Впоследствии я часто жалел, что не выбрал медицины. Я не знаю ничего прекраснее жизни какого-нибудь Клода Бернара [371] и часто завидую плодотворной гуманной деятельности деревенских врачей. Отец отдавался своей профессии с ревностным усердием, но не советовал мне за нее браться.
За обедом я твердо решил стать юристом, но в ночной тишине, оставшись один в спальне, одумался, рассудив, что жестокая природа лишила меня драгоценного дара красноречия, что за всю жизнь я не мог и двух слов сказать без подготовки и что произнести защитительную речь — вещь для меня совершенно немыслимая. Не надеясь, по многим причинам, стать поверенным, судьей или нотариусом и считая, что изучение права потребует от моих родителей ненужных жертв, я отказался от мысли изучать свод законов Юстиниана и Кодекс Наполеона [372] . Тут я пожалел, что не готовился в Сен-Сирское училище. Меня привлекала мысль стать офицером, при непременном условии быть похожим на офицера Альфреда де Виньи, великодушного и меланхоличного. Я прочел со страстным увлечением «Рабство и величие солдата» и уже видел в мечтах, как я иду медленным шагом по двору казармы, в изящном доломане, стройный, молчаливый, готовый на вечную преданность и величайшие подвиги. Потом я узнавал в офицерской столовой, что объявлена война. Мы готовились к походу с таким же спокойным достоинством и решимостью, какие начертаны на лицах Леонида и трехсот спартанцев на картине Давида [373] . Мы выступали в поход. Я ехал верхом во главе отряда. Мы скакали по бесконечным дорогам, мимо полей, деревень, лесов, скал, широких рек. Вдруг нам встречался неприятель. Я дрался храбро, но без ненависти. Мы брали много пленных. Я обращался с ними хорошо и следил, чтобы за вражескими ранеными ухаживали так же заботливо, как за нашими. При втором столкновении, кровавом и страшном, я был награжден на поле боя. Надо признать, я был образцовым офицером. Вместе с товарищами мы стояли на постое в старинном замке среди лесов, где обитала в одиночестве красавица графиня, супруга генерала; но ее муж был груб и жесток, и она его не любила. Мы полюбили друг друга исступленной и упоительной любовью. Враги были побеждены и с тех пор стали моими друзьями.
371
Клод Бернар (1813–1873) — французский естествоиспытатель и физиолог, посвятивший свою жизнь научному экспериментированию.

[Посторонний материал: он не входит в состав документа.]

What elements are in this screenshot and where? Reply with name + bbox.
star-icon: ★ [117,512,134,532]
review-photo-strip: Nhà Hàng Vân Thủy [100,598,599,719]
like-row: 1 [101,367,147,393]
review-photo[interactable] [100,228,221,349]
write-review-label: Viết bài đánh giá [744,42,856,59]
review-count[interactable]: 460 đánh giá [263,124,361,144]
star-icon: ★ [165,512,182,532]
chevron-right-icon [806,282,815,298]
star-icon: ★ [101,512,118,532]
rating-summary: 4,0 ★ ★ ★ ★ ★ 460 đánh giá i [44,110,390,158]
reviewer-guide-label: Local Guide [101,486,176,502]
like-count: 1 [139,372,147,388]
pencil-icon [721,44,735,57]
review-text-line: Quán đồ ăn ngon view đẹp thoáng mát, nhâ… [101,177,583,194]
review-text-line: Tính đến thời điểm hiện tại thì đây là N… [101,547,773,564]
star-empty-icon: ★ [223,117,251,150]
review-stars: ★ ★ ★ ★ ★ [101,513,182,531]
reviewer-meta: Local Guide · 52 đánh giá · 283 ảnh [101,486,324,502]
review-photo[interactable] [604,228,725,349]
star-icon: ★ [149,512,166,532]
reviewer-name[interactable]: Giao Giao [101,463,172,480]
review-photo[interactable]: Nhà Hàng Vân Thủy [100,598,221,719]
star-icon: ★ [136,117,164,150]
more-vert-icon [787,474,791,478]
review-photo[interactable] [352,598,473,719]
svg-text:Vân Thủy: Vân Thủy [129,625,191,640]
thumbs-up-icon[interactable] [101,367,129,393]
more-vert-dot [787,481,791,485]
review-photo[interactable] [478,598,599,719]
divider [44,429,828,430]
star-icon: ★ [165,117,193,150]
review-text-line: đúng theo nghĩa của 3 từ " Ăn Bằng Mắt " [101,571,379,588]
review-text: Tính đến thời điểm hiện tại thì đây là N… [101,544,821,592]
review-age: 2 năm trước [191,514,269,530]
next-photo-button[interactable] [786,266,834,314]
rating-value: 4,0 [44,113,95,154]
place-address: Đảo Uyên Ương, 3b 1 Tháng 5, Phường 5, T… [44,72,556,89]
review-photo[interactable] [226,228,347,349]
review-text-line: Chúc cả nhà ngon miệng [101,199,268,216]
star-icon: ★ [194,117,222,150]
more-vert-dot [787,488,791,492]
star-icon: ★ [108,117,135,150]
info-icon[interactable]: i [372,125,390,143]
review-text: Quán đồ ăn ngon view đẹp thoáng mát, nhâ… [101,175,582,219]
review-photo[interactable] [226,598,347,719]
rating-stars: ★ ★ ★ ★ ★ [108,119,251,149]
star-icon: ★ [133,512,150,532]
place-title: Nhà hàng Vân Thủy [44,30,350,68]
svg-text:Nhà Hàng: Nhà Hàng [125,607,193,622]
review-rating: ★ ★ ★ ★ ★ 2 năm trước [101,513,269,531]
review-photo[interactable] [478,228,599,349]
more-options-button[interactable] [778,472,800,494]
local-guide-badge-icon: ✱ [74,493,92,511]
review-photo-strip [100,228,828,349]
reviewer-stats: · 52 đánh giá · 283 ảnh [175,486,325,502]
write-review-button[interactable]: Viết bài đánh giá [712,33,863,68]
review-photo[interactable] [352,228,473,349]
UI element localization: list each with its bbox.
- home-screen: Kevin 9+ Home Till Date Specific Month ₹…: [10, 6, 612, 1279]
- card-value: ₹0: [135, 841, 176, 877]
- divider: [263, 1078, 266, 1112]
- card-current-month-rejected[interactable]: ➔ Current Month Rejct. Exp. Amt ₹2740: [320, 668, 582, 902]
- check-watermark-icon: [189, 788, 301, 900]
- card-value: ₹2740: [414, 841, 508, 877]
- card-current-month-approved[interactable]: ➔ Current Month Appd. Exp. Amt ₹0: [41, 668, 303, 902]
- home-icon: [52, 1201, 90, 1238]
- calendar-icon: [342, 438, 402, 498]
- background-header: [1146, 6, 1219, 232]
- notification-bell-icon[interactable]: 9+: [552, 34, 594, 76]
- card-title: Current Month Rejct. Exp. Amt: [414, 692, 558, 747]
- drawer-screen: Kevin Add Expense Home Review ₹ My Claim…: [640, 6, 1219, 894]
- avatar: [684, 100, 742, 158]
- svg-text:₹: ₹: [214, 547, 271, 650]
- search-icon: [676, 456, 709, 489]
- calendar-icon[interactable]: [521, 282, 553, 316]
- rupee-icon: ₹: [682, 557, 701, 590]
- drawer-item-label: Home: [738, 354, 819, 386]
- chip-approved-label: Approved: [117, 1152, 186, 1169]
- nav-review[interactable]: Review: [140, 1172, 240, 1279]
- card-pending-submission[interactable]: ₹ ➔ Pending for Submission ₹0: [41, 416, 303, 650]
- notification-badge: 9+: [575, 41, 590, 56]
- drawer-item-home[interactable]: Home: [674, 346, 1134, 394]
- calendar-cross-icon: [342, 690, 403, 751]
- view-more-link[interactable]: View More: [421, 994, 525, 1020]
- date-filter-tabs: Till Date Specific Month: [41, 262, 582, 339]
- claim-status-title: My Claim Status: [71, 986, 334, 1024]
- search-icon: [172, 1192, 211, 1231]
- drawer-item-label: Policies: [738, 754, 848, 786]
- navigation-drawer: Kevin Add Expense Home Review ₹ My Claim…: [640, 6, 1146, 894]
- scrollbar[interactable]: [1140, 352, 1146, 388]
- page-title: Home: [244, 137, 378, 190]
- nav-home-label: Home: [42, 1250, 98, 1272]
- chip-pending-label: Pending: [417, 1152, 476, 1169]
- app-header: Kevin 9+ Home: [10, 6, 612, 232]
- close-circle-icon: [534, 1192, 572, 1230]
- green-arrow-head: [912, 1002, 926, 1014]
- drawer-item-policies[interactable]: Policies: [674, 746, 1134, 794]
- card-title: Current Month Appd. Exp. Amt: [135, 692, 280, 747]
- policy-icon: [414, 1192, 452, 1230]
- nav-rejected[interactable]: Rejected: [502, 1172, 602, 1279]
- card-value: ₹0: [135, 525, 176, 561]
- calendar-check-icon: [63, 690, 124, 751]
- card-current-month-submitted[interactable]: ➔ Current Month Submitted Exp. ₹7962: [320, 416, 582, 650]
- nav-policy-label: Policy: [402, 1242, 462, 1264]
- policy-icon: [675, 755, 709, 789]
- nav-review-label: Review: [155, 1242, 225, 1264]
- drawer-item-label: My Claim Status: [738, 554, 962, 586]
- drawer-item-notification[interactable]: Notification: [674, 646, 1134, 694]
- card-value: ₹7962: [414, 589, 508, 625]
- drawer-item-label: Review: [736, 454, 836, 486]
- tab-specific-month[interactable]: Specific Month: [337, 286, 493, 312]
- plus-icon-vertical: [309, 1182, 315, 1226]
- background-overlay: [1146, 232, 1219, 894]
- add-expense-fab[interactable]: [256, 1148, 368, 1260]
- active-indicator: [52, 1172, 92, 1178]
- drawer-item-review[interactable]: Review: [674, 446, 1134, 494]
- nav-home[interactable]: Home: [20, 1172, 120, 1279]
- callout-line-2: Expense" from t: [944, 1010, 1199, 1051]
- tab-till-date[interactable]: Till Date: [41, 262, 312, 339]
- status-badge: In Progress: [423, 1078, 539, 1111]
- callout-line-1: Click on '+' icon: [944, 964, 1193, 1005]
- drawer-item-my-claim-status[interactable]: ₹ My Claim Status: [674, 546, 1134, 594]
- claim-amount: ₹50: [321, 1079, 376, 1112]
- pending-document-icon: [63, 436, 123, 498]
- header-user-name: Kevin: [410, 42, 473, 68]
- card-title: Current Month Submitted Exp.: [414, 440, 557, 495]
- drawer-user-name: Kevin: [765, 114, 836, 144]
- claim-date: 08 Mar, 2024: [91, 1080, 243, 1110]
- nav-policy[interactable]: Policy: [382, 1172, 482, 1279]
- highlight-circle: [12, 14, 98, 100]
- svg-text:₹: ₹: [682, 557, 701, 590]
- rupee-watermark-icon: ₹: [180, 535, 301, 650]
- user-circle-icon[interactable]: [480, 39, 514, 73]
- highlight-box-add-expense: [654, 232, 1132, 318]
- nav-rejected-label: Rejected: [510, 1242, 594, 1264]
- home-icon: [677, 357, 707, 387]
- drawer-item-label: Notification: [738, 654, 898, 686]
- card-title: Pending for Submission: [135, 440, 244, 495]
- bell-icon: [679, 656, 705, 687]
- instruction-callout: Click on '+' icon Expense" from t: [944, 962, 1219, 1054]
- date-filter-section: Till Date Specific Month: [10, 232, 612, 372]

Автор книги «Введение в экспериментальную медицину» (1866).
372
…свод законов Юстиниана и Кодекс Наполеона. — Юстиниан — византийский император (527–565), по его приказанию был составлен свод римских гражданских законов. В 1804 г. Наполеон ввел Гражданский кодекс — свод законов, юридически закрепивший победу буржуазных отношений во Франции; кодекс Наполеона явился основой последующего французского законодательства.
373
…трехсот спартанцев на картине Давида. — Имеется в виду картина «Леонид в Фермопилах», в центре которой изображен задумавшийся перед боем спартанский царь Леонид. В 480 г. до н. э. Леонид с тремястами спартанцами отстаивал от персов Фермопильское ущелье, причем все его воины погибли в этом сражении.
Проснувшись утром, я стал сомневаться, верно ли я представляю себе жизнь военного.
Фонтанэ явился спозаранку и сразу перешел к делу с тем видом превосходства, который он вечно на себя напускал. Он объявил, что я должен немедленно записаться на лекции, и взялся в тот же день лично проводить меня в канцелярию факультета, где его уже знают. Я просил его ничего не предпринимать; сказал, что решил не поступать на юридический факультет, и объяснил причины. Фонтанэ и слышать ничего не хотел. Он уверял, что, немного поупражнявшись, я стану адвокатом не хуже других, что тут отнюдь не требуется особенных талантов. Посещая палату, он встречал защитника, страдавшего полной потерей памяти, который отлично выступал в суде при помощи шпаргалки величиной с ладонь. А другой адвокат — заика, то и дело запинался да вдобавок еще ни с того ни с сего лаял по-собачьи, и все-таки сносно провел трудный процесс, и выиграл его.